Benchmark 4: Skill Execution Performance

Skills add processing overhead. Benchmark them individually:

# Time a skill-heavy request
time curl -X POST http://localhost:3000/api/chat \
  -H "Content-Type: application/json" \
  -d '{"message": "Run the knowledge base search for cloud deployment best practices", "session_id": "skill-bench"}'

Compare the latency of:

  • No-skill response (pure LLM)
  • Single skill activation (one knowledge base lookup)
  • Multi-skill chain (lookup + API call + data processing)

This helps you understand the marginal cost of each skill and make informed decisions about which skills to enable in production.

Performance Optimization Checklist

Based on benchmarking results, apply these optimizations:

  1. Enable response caching for frequently asked questions — eliminates redundant LLM calls
  2. Set connection pooling for database and API connections — reduces handshake overhead
  3. Configure request queuing with backpressure — gracefully handle traffic spikes instead of dropping requests
  4. Tune Node.js/Python worker count to match your CPU cores (typically cores - 1)
  5. Enable gzip compression on the reverse proxy for webhook responses
  6. Use persistent connections (keep-alive) for upstream LLM API calls

Establishing Your Baseline

After running all benchmarks, document your baseline:

OpenClaw Performance Baseline — [Date]
Instance: Tencent Cloud Lighthouse 2C/4G
Region: [Your Region]
OpenClaw Version: [Version]
Skills Installed: [List]

Max Concurrent Users (< 5s P95): 40
Max Throughput: 12 req/s
CPU Headroom at Steady State: 35%
Memory Usage at Steady State: 1.2GB / 4GB

Re-run benchmarks after every major update — OpenClaw version upgrades, new skill installations, or LLM provider changes.

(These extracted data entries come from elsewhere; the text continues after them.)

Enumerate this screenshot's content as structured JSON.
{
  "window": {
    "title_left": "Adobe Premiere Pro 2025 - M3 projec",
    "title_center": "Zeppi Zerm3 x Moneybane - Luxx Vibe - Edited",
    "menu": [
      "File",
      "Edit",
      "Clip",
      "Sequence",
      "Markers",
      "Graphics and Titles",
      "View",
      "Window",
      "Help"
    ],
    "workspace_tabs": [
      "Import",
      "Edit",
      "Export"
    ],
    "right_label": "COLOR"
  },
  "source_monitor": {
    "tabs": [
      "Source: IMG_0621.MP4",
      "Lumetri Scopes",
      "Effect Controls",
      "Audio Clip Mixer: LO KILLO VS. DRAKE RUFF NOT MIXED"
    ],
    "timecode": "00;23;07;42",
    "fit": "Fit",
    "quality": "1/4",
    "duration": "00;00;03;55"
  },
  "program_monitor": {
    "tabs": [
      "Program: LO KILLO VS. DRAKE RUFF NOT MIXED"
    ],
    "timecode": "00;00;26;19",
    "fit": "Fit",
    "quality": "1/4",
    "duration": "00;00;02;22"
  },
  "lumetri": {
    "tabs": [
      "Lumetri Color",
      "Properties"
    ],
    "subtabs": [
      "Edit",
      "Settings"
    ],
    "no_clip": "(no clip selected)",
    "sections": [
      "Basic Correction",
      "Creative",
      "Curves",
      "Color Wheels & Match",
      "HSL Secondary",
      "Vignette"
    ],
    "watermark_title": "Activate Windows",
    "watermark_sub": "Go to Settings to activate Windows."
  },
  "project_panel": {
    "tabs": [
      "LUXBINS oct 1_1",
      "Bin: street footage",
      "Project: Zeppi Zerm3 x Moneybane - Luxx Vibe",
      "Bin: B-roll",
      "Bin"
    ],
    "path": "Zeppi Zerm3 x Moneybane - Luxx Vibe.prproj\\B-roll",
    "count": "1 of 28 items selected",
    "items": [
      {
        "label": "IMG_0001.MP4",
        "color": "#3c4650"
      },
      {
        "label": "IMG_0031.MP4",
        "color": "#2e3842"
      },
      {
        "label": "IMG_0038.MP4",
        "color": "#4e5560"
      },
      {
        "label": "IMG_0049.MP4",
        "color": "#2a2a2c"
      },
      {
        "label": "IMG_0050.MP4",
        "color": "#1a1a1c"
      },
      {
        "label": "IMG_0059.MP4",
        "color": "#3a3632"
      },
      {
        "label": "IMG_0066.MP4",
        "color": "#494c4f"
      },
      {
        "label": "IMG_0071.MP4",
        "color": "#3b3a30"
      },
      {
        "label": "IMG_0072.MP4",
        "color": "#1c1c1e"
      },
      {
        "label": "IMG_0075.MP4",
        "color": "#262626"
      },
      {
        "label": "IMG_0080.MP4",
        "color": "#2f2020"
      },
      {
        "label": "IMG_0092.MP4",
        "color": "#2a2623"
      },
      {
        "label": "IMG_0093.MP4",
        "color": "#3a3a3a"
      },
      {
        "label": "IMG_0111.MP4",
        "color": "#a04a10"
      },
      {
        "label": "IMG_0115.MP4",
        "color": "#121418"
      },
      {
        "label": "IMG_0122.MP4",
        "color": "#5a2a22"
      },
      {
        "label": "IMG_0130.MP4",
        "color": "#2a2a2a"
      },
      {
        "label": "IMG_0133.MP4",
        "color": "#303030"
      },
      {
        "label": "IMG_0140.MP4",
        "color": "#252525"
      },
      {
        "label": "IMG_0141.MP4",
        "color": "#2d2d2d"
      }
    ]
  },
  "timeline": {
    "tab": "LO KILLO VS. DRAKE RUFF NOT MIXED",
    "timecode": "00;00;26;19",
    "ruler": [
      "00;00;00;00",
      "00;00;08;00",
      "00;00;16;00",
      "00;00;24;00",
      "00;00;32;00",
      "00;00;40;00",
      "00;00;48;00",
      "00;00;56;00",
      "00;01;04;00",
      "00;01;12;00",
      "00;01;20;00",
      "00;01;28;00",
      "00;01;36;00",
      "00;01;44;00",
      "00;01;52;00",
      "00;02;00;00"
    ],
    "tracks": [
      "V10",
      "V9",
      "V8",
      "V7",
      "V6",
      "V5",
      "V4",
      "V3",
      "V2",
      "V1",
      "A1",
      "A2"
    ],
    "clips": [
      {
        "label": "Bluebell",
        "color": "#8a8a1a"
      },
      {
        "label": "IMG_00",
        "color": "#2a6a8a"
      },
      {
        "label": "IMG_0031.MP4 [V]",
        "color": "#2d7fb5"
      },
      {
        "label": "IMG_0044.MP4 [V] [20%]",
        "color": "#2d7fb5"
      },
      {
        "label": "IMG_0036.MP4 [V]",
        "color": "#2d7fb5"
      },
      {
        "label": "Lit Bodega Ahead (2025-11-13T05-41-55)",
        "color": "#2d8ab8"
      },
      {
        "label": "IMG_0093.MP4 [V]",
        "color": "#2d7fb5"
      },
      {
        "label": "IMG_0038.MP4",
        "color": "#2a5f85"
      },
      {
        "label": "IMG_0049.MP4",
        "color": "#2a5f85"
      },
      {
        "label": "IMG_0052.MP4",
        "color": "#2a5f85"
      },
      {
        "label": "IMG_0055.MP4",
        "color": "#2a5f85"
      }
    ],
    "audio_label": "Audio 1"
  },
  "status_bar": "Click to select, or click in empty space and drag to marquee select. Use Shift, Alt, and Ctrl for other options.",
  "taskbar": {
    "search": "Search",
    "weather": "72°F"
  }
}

Scaling Decision Framework

Your benchmarks tell you when to scale. Here's the decision tree:

  • P95 latency > 5s at current load → Optimize first (caching, connection pooling)
  • CPU consistently > 75% → Upgrade to a larger Lighthouse instance
  • Memory > 80% utilization → Upgrade RAM or optimize skill memory usage
  • LLM API rate limits hit → Add API key rotation or switch to a higher-tier plan
  • Need > 100 concurrent users → Consider horizontal scaling with multiple instances

Tencent Cloud Lighthouse makes vertical scaling painless — upgrade your instance tier through the console with minimal downtime. Check the Special Offer page for cost-effective upgrade options that give you more headroom without overspending.

Conclusion

Performance testing isn't glamorous, but it's the difference between a bot that "seems fine" and one you can confidently put in front of users with defined SLAs. Spend an afternoon running these benchmarks, document your baseline, and you'll have the data you need to make informed scaling decisions as your OpenClaw deployment grows.